Il n’est jamais trop tard, dirait la dame à la bûche…

Soudain, alors que nous parlions de mes expériences bizarres sur l’eau, un copain me demande si je connaissais la série Twin Peaks (1990, réalisation David Lynch). Non, jamais vu. David Lynch, je porte sur lui un regard relativement bovin. Je ne fais pas partie des fanatiques de Mulholland Drive. Mon esprit est davantage Straigt Story. Logique. Mais devant l’enthousiasme du copain, j’ai été curieux. Et me voilà désormais fan inconditionnel de Twin Peaks, avec 30 ans de retard. Un univers décalé, ludique, qui veut faire peur et faire rire.

Cette année 2020 aura vu entrer un autre film dans mon panthéon cinématographique : Fanny et Alexandre d’Ingmar Bergman. Pas étonnant avec tout ça que j’affectionne et interroge les bizarreries.

8 réflexions sur « Il n’est jamais trop tard, dirait la dame à la bûche… »
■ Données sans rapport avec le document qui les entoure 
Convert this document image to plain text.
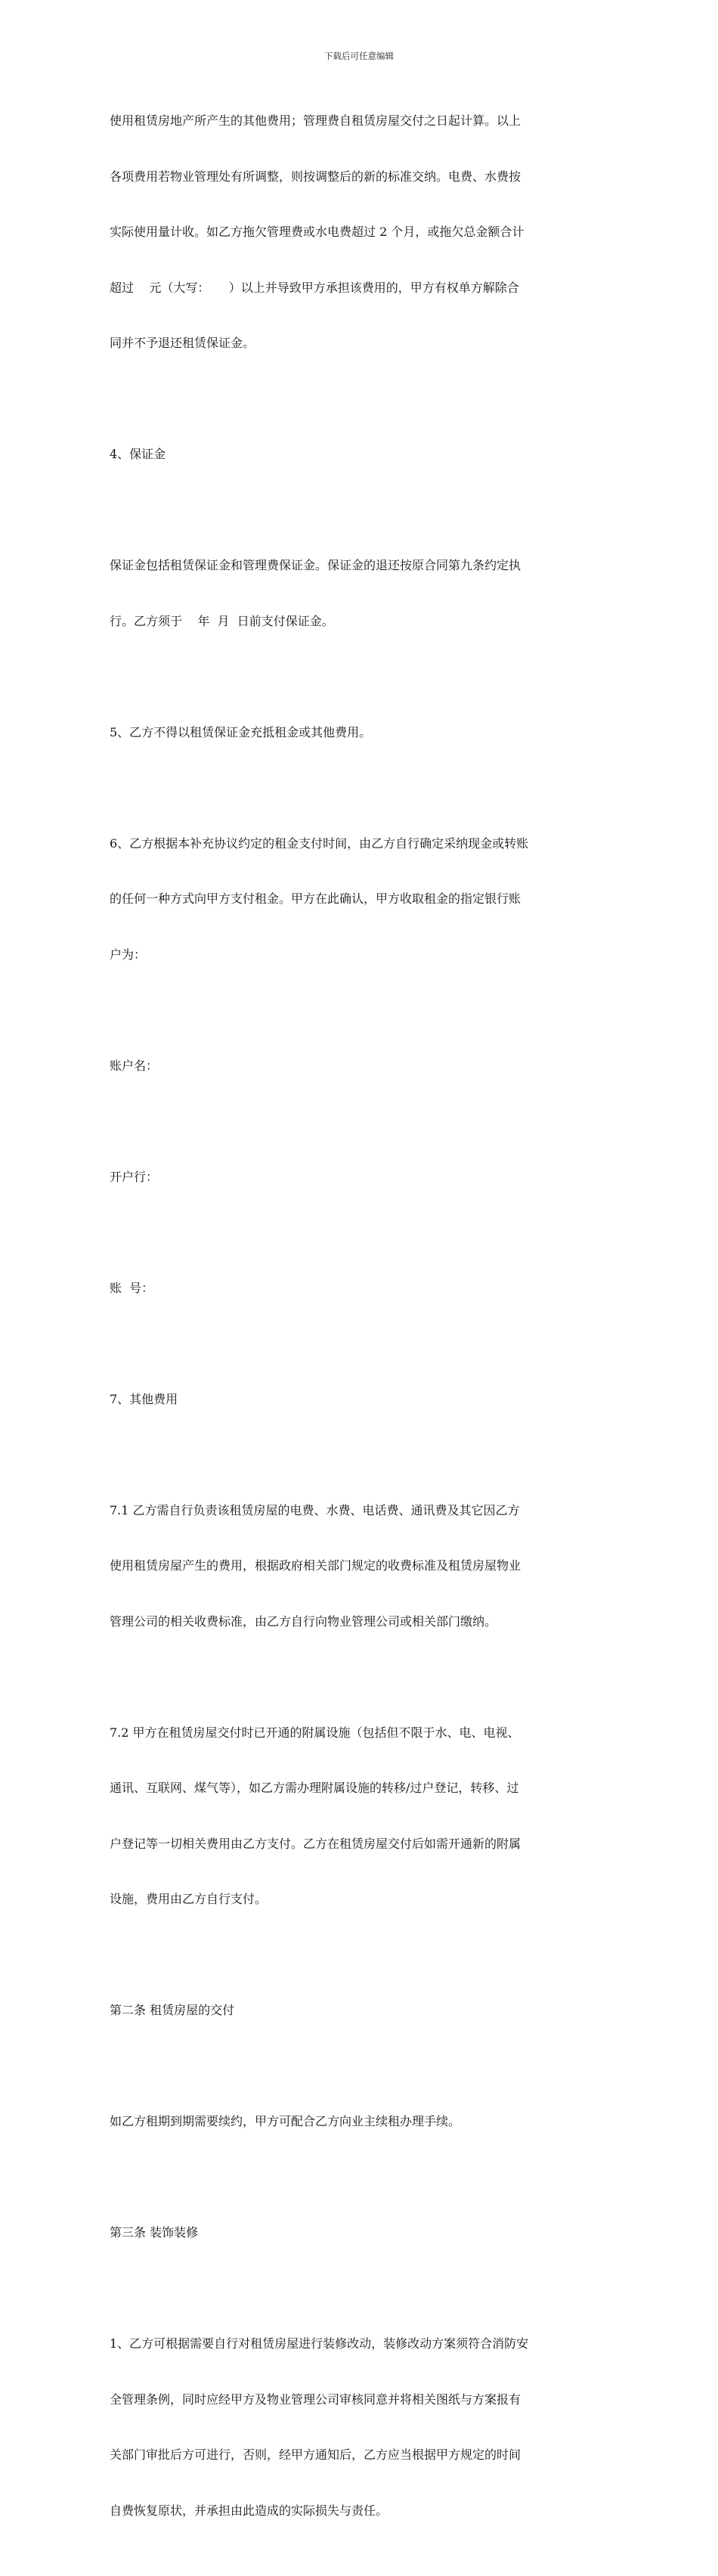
下载后可任意编辑

使用租赁房地产所产生的其他费用；管理费自租赁房屋交付之日起计算。以上

各项费用若物业管理处有所调整，则按调整后的新的标准交纳。电费、水费按

实际使用量计收。如乙方拖欠管理费或水电费超过 2 个月，或拖欠总金额合计

超过    元（大写：     ）以上并导致甲方承担该费用的，甲方有权单方解除合

同并不予退还租赁保证金。

4、保证金

保证金包括租赁保证金和管理费保证金。保证金的退还按原合同第九条约定执

行。乙方须于    年  月  日前支付保证金。

5、乙方不得以租赁保证金充抵租金或其他费用。

6、乙方根据本补充协议约定的租金支付时间，由乙方自行确定采纳现金或转账

的任何一种方式向甲方支付租金。甲方在此确认，甲方收取租金的指定银行账

户为：

账户名：

开户行：

账  号：

7、其他费用

7.1 乙方需自行负责该租赁房屋的电费、水费、电话费、通讯费及其它因乙方

使用租赁房屋产生的费用，根据政府相关部门规定的收费标准及租赁房屋物业

管理公司的相关收费标准，由乙方自行向物业管理公司或相关部门缴纳。

7.2 甲方在租赁房屋交付时已开通的附属设施（包括但不限于水、电、电视、

通讯、互联网、煤气等），如乙方需办理附属设施的转移/过户登记，转移、过

户登记等一切相关费用由乙方支付。乙方在租赁房屋交付后如需开通新的附属

设施，费用由乙方自行支付。

第二条 租赁房屋的交付

如乙方租期到期需要续约，甲方可配合乙方向业主续租办理手续。

第三条 装饰装修

1、乙方可根据需要自行对租赁房屋进行装修改动，装修改动方案须符合消防安

全管理条例，同时应经甲方及物业管理公司审核同意并将相关图纸与方案报有

关部门审批后方可进行，否则，经甲方通知后，乙方应当根据甲方规定的时间

自费恢复原状，并承担由此造成的实际损失与责任。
  1. Inculte en la matière (moi), vu que Lino Ventura il n’a pas été pris au casting de Twin Peaks.
    Et puis même pas le temps de la curiosité, j’ai les menus à composer pour le Covid de Noël, et les courses… et à tout prévoir (poulet de Bresse sauce Gaston Gérard, entre autres)… Ça occupe bien l’esprit.

    Mais quand même, Éléphant Man et Sailor et Lula, c’était de la balle ! Ok, y avait pas Lino, mais c’était chouette quand même.
    Autre registre, Caroline Cellier s’est barrée. Fait chier ! Elle avait un sacré charisme, et très belle de surcroît (Jean Poiret ne s’y était pas trompé). Et un certain cynisme, lors de quelques rôles phares, qui me plaisait beaucoup.
    L’occasion de revoir aussi quelques vieux films… Comme hier soir, Labro 1971, avec Trintignant (en VF…).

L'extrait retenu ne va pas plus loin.